Letter from Home, while it could stand on its own as abstract music about anything with which you may care to associate it, is nevertheless a sensitive and eloquent depiction of a specific, commonplace experience of that war. Those who did live through it are dwindling down to a few, now. But millions of that time were separated from their homes, their loved ones, and their quiet lives, and dealt with the complex feelings of that separation. Aaron Copland articulated that quiet, personal anguish perfectly in this expression of the common—but deeply personal—national experience.
By 1944 Copland enjoyed national prominence and admiration for his masterful ability to compose art music that nevertheless spoke to the common American. His ballets, Rodeo, Billy the Kid, and Appalachian Spring, Fanfare for the Common Man, Lincoln Portrait—all were composed in a musical idiom that was accessible and perceived as quintessentially American.
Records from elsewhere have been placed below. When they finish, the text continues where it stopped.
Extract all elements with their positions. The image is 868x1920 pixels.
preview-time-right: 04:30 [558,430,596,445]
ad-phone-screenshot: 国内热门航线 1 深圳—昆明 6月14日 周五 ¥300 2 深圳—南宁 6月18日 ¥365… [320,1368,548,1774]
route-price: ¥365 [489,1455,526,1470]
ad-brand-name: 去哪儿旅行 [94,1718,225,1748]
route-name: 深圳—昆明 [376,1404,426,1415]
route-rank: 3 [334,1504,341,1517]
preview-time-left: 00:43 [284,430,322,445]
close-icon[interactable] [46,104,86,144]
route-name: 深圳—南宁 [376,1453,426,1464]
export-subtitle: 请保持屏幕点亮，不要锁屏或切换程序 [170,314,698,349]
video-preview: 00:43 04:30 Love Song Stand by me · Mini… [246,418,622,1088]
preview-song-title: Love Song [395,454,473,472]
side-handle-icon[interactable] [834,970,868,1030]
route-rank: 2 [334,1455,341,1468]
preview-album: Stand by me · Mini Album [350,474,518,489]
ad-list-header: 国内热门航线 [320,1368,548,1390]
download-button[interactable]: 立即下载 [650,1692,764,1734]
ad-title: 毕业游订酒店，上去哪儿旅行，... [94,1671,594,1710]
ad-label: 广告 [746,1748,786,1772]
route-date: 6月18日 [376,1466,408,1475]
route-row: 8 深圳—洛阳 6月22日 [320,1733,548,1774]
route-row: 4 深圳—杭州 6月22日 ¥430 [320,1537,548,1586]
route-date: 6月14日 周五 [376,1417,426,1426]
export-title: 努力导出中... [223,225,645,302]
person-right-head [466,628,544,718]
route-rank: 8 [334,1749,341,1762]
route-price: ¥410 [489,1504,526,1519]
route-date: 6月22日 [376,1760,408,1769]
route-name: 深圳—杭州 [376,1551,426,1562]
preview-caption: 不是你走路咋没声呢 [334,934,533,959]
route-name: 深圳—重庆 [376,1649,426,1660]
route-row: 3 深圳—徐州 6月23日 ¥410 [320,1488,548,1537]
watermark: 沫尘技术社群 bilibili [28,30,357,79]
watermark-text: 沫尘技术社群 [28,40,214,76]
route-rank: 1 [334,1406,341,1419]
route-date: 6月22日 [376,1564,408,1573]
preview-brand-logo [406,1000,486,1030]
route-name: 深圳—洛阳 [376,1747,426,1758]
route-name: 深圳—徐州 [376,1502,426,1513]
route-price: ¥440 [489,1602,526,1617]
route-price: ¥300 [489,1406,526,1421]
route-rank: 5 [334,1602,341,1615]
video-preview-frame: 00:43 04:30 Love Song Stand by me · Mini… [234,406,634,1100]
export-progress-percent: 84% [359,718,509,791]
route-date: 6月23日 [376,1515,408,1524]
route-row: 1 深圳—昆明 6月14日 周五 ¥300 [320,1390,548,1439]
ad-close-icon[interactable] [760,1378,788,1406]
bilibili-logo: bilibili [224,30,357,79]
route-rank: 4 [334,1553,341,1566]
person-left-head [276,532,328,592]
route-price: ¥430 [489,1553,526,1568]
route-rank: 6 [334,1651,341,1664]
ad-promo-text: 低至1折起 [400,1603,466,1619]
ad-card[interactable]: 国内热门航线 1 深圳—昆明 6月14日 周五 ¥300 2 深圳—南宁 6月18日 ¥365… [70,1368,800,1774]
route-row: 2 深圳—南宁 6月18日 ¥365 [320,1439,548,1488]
It was thus completely characteristic that when the well-known band leader, Paul Whiteman (of Rhapsody in Blue fame) sent out a call for patriotic compositions to feature on his regular radio broadcast, Copland responded with a little gem. He was not alone, of course. Others who came forth were luminaries of American music such as the young Leonard Bernstein, Duke Ellington, Ferde Grofé, Peter De Rose—even Igor Stravinsky!
At the time, Copland was living in rural Mexico, away from his own family; his mother had just died, his father’s mental faculties had failed, and his own brother and nephew were away in the war. Working by candlelight, he completed Letter from Home in May of 1944, and its broadcast première on the ABC Philco Radio Hour was in October of that year. In his own words: “I only wanted to convey the emotions that might naturally be awakened in the recipient by receiving a letter from home.”
And so he did, in a musical language so familiar to us now from countless imitators in the music all around us—whenever the evocation of the timeless, fundamental American experience is sought—Copland wove this little masterpiece of nostalgia, melancholy, and sadness. His skill at this was borne out in his music for the film version of Thornton Wilder’s play, Our Town. But, it’s not all simple loneliness for home and family though, for the middle of the work moves to a dissonant, powerful reflection of understandable fear and tension in the face of the unknown that so many suffered. In the end though, as with the people, a quiet resolution carries the day.